Somneone must be able to offer some help...


----------



## jml220679 (Aug 1, 2006)

*table viv*

phone mike at viv builder, he'll price up any design u want.


----------



## TOMBUCHANAN (Jan 21, 2007)

I've spoeken to Mike and vivbiulder don't make the coffee table design because of the time and expensive involved. So i'm still on the lookout for anyone who know's how to make one of these. There must be plans on the internet somewehere surely!!!


----------



## Daniel (Jul 28, 2005)

i was in a shop once and they had a table tank for sale i inquired about the problems but the glass was 1 way and the tank had anothe sheet of glas that was raised of the outher to put stuff on to avoid intimidation
the fact of it being low well most people vivs are going to feel vibrations alot of peeps cats and stuff are there anyway the only reason a leo or outer rep would be scared is if it had been atacked before by one 
just my opinion
dan
the problem i can see though is there would be no way of fitting a lite inside?


----------



## Magpye (Jan 26, 2007)

I imagine the best method would be to have a wooden table surface with a large window in the centre. That way all of the cabing, thermostat, etc. can be secured on the inside to the underneath of the table surface where the wood is. 2 Panes of glass sounds like a good idea to reduce intimidation. Another factor for consideration is ventilation.


----------



## Daniel (Jul 28, 2005)

1 way glass is good and u can get glass that has liqiud going through it and u press a button and electrisity passes through it causing it to go black and u can turn this off and on when u feel
also to stop vibrations maybe have a thew sheets of foam stuff u know wat i meen!!! under the legs
dan


----------



## TOMBUCHANAN (Jan 21, 2007)

I've never heard of the glas that goes clear at the tousch of a button but that would be cool. 
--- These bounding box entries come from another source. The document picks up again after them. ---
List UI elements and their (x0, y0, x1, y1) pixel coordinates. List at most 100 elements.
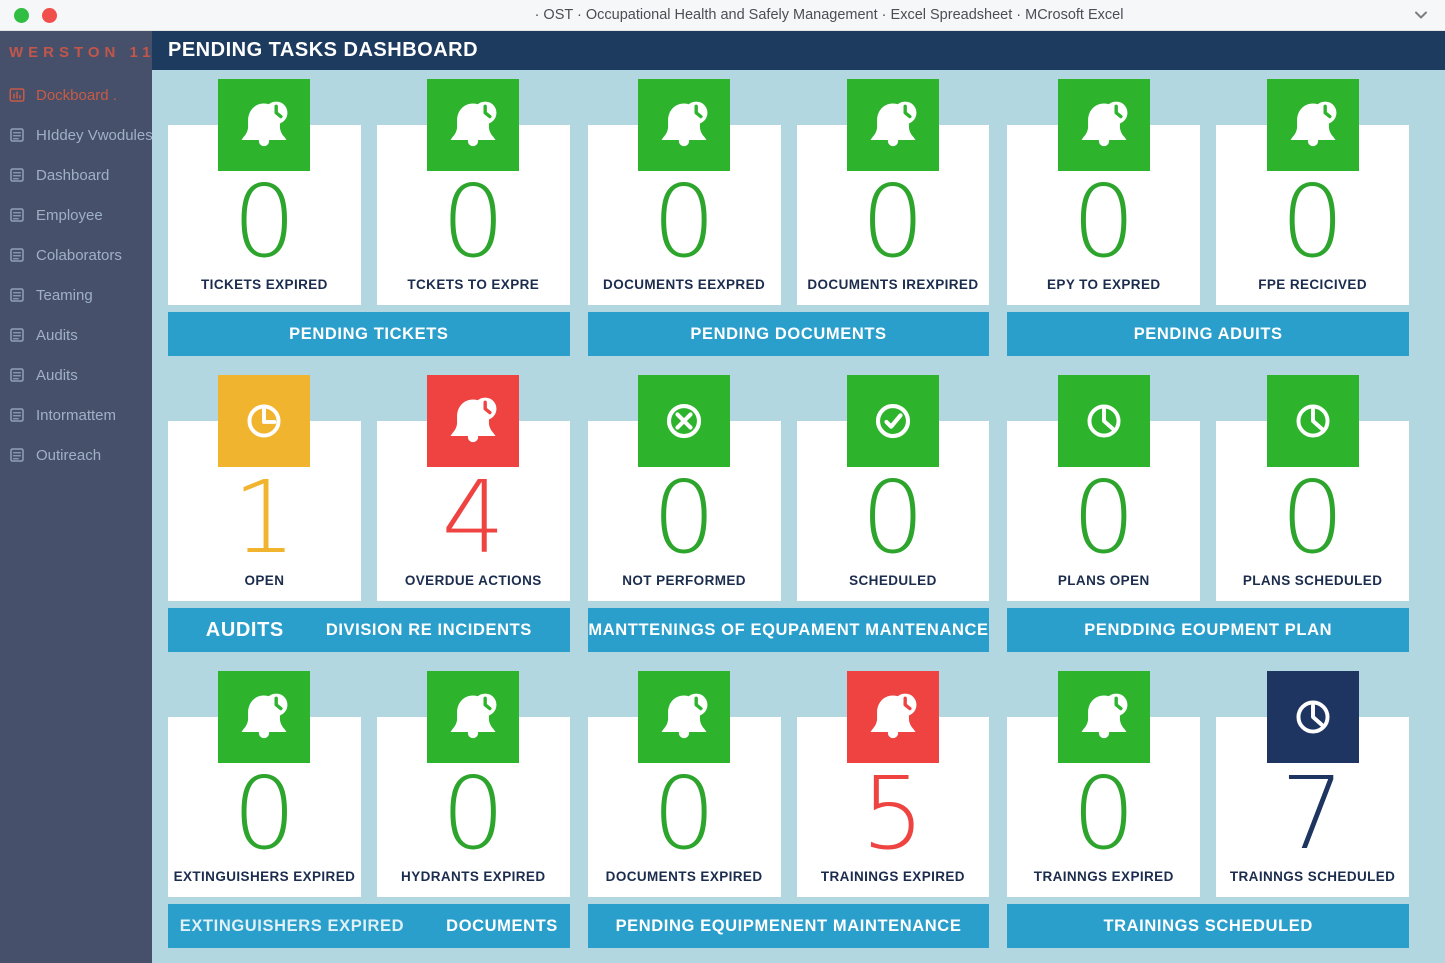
stat-card-scheduled[interactable]: 0 SCHEDULED (796, 375, 990, 601)
modules-icon (8, 126, 26, 144)
stat-card-trainings-expired[interactable]: 5 TRAININGS EXPIRED (796, 671, 990, 897)
chevron-down-icon[interactable] (1411, 5, 1431, 25)
sidebar-nav: Dockboard . HIddey Vwodules Dashboard Em… (0, 75, 153, 475)
close-window-button[interactable] (42, 7, 57, 23)
circle-x-icon (638, 375, 731, 467)
minimize-window-button[interactable] (14, 7, 29, 23)
stat-label: DOCUMENTS IREXPIRED (807, 277, 979, 292)
stat-card-plans-open[interactable]: 0 PLANS OPEN (1007, 375, 1201, 601)
bell-clock-icon (638, 671, 731, 763)
stat-card-overdue-actions[interactable]: 4 OVERDUE ACTIONS (376, 375, 570, 601)
sidebar: WERSTON 114 Dockboard . HIddey Vwodules … (0, 31, 169, 963)
group-footer-pending-audits[interactable]: PENDING ADUITS (1007, 312, 1410, 356)
stat-value: 0 (1071, 163, 1136, 280)
stat-label: NOT PERFORMED (622, 573, 746, 588)
group-pending-documents: 0 DOCUMENTS EEXPRED 0 DOCUMENTS IREXPIRE… (587, 79, 990, 356)
group-footer-equipment-plan[interactable]: PENDDING EOUPMENT PLAN (1007, 608, 1410, 652)
audits-icon (8, 326, 26, 344)
stat-value: 0 (652, 755, 716, 872)
sidebar-item-dockboard[interactable]: Dockboard . (0, 75, 152, 115)
sidebar-item-label: Outireach (36, 446, 102, 464)
stat-value: 0 (652, 163, 716, 280)
outreach-icon (8, 446, 26, 464)
group-footer-label: PENDING EQUIPMENENT MAINTENANCE (615, 916, 962, 935)
bell-clock-icon (638, 79, 731, 171)
stat-label: DOCUMENTS EXPIRED (605, 869, 763, 884)
stat-card-not-performed[interactable]: 0 NOT PERFORMED (587, 375, 781, 601)
group-pending-audits: 0 EPY TO EXPRED 0 FPE RECICIVED PENDING … (1007, 79, 1410, 356)
group-pending-equipment-plan: 0 PLANS OPEN 0 PLANS SCHEDULED PENDDING … (1007, 375, 1410, 652)
group-footer-label: PENDING ADUITS (1133, 324, 1283, 343)
page-title: PENDING TASKS DASHBOARD (168, 39, 479, 61)
bell-clock-icon (1266, 79, 1359, 171)
group-footer-label: PENDDING EOUPMENT PLAN (1084, 620, 1333, 639)
audits-icon (8, 366, 26, 384)
stat-card-documents-to-expire[interactable]: 0 DOCUMENTS IREXPIRED (796, 79, 990, 305)
circle-check-icon (846, 375, 939, 467)
stat-value: 0 (232, 163, 297, 280)
app-brand: WERSTON 114 (9, 44, 169, 61)
group-footer-label: EXTINGUISHERS EXPIRED (179, 916, 405, 935)
sidebar-item-intormattem[interactable]: Intormattem (0, 395, 152, 435)
group-footer-audits[interactable]: AUDITS DIVISION RE INCIDENTS (168, 608, 570, 652)
stat-card-epy-to-expire[interactable]: 0 EPY TO EXPRED (1007, 79, 1201, 305)
bell-clock-icon (1057, 671, 1150, 763)
bell-clock-icon (846, 79, 939, 171)
stat-value: 0 (1071, 755, 1136, 872)
sidebar-item-employee[interactable]: Employee (0, 195, 152, 235)
stat-card-tickets-expired[interactable]: 0 TICKETS EXPIRED (168, 79, 361, 305)
sidebar-item-hidden-modules[interactable]: HIddey Vwodules (0, 115, 153, 155)
stat-label: SCHEDULED (849, 573, 937, 588)
stat-label: PLANS SCHEDULED (1242, 573, 1383, 588)
stat-card-fpe-received[interactable]: 0 FPE RECICIVED (1216, 79, 1410, 305)
sidebar-item-audits[interactable]: Audits (0, 315, 152, 355)
group-footer-equipment-maintenance[interactable]: PENDING EQUIPMENENT MAINTENANCE (587, 904, 990, 948)
group-footer-label: MANTTENINGS OF EQUPAMENT MANTENANCE (588, 620, 989, 639)
sidebar-item-label: Teaming (36, 286, 93, 304)
stat-card-trainings-scheduled[interactable]: 7 TRAINNGS SCHEDULED (1216, 671, 1410, 897)
group-footer-label: PENDING DOCUMENTS (690, 324, 887, 343)
stat-label: PLANS OPEN (1057, 573, 1150, 588)
sidebar-item-label: Dashboard (36, 166, 110, 184)
sidebar-item-outireach[interactable]: Outireach (0, 435, 152, 475)
stat-value: 0 (1280, 459, 1345, 576)
stat-card-extinguishers-expired[interactable]: 0 EXTINGUISHERS EXPIRED (168, 671, 361, 897)
stat-card-documents-expired[interactable]: 0 DOCUMENTS EEXPRED (587, 79, 781, 305)
colaborators-icon (8, 246, 26, 264)
stat-value: 0 (861, 459, 925, 576)
dashboard-content: 0 TICKETS EXPIRED 0 TCKETS TO EXPRE PEND… (152, 70, 1445, 963)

Daniel, can you know where you saw the table that you enquired about or how much it was going for? I'm just wandering if theres somewhere that mass produces them or if all of them are going to be made through individual projects.


----------



## Daniel (Jul 28, 2005)

it was a reptile shop in brighton and it came with a breeding pair of sting rays for a grand
but they can order them in for for 300 qiud
dan


----------



## TOMBUCHANAN (Jan 21, 2007)

Thats a lot of money for a viv even if it a partiularly nice one. I think what I really need is photos of this kind of viv to get some ideas.Then if I try and draw up some plans and place them on here for some constructive criticism I can have a go at building one myself. 
If it works I could stick the plans on here for everyone else.


----------



## Daniel (Jul 28, 2005)

that one had all pumps and heating and filter and lights and stuff in and came with the 2rays so not huge amounts
dan


----------